Although lawmakers haven’t specifically studied the effects of CBD on animals, Mizuno has met with experts in the CBD and medical marijuana industries. He hopes to hold an official legislative briefing on CBD and its products later this year.

Dr. Clifton Otto of Cannabis Healthcare Hawaii, a medical marijuana consultancy clinic, met with Mizuno and his colleagues earlier this year. Otto said the state needs to determine which drug category CBD falls into under the laws of the state of Hawaii.

“I think we need some clarification from our government agencies, like the Ministry of Public Safety and the Ministry of Health, so we know how to regulate this,” said Otto.

He said Hawaii could look for regulatory examples of CBD laws in hemp-friendly states like Oregon. These states have testing requirements for metals and pesticides to ensure that consumers are buying safe products.

“We have to regulate CBD to ensure its quality. It’s a safety and a consumer concern. ”- Rep. John Mizuno, Chair of the House Health Committee

“We’re stuck,” said Otto. “We have hemp farmers who want to grow hemp for CBD, but there are no rules or rules that allow them to get it to market. But of course that doesn’t stop them. “

In July, Governor David Ige vetoed a bill to regulate and facilitate the production of industrial hemp. In his veto message, Ige said that a “fine line between hemp and marijuana creates complexities”. He also said the bill would fail to meet U.S. Department of Agriculture requirements.

Ige’s veto could lead to a closer look at the CBD industry, Mizuno said. The state representative plans to introduce a House of Representatives bill next year that would expand guidelines for growing and selling hemp products.

Otto believes that the rules for using CBD for pets should be different from those for humans. Either way, he believes more research needs to be done to make sure it’s completely safe for pets. More research would also help lawmakers legislate around CBD products.

Riley said he hadn’t seen any negative effects from CBD on the animals he’d worked with in the past three years. However, he cautions owners that the quality and components of CBD products can affect the results they see in their pets.

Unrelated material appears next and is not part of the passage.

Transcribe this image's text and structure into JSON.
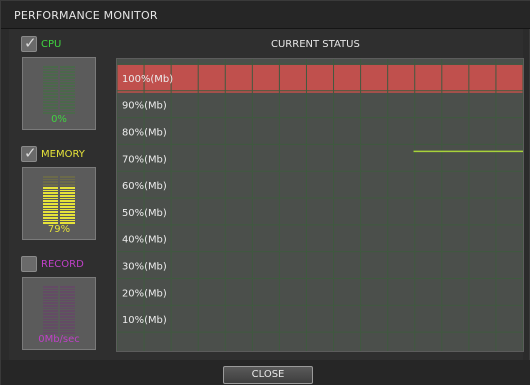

King also says he hasn’t seen any ill effects in pets given CBD products without his doctor’s recommendation. However, he advises pet owners to read the drug labels carefully.

He said if a product contains more THC than is safe, a dog could experience more consequences than benefits. Dogs can become unbalanced, urinate uncontrollably, and become extremely nervous. Although only 0.3% CBD is allowed in the products, King hopes pet owners will be careful about handling their pets on their own.

“I’m not really encouraging [pet owners] using it because there are a lot of unknowns, ”King said.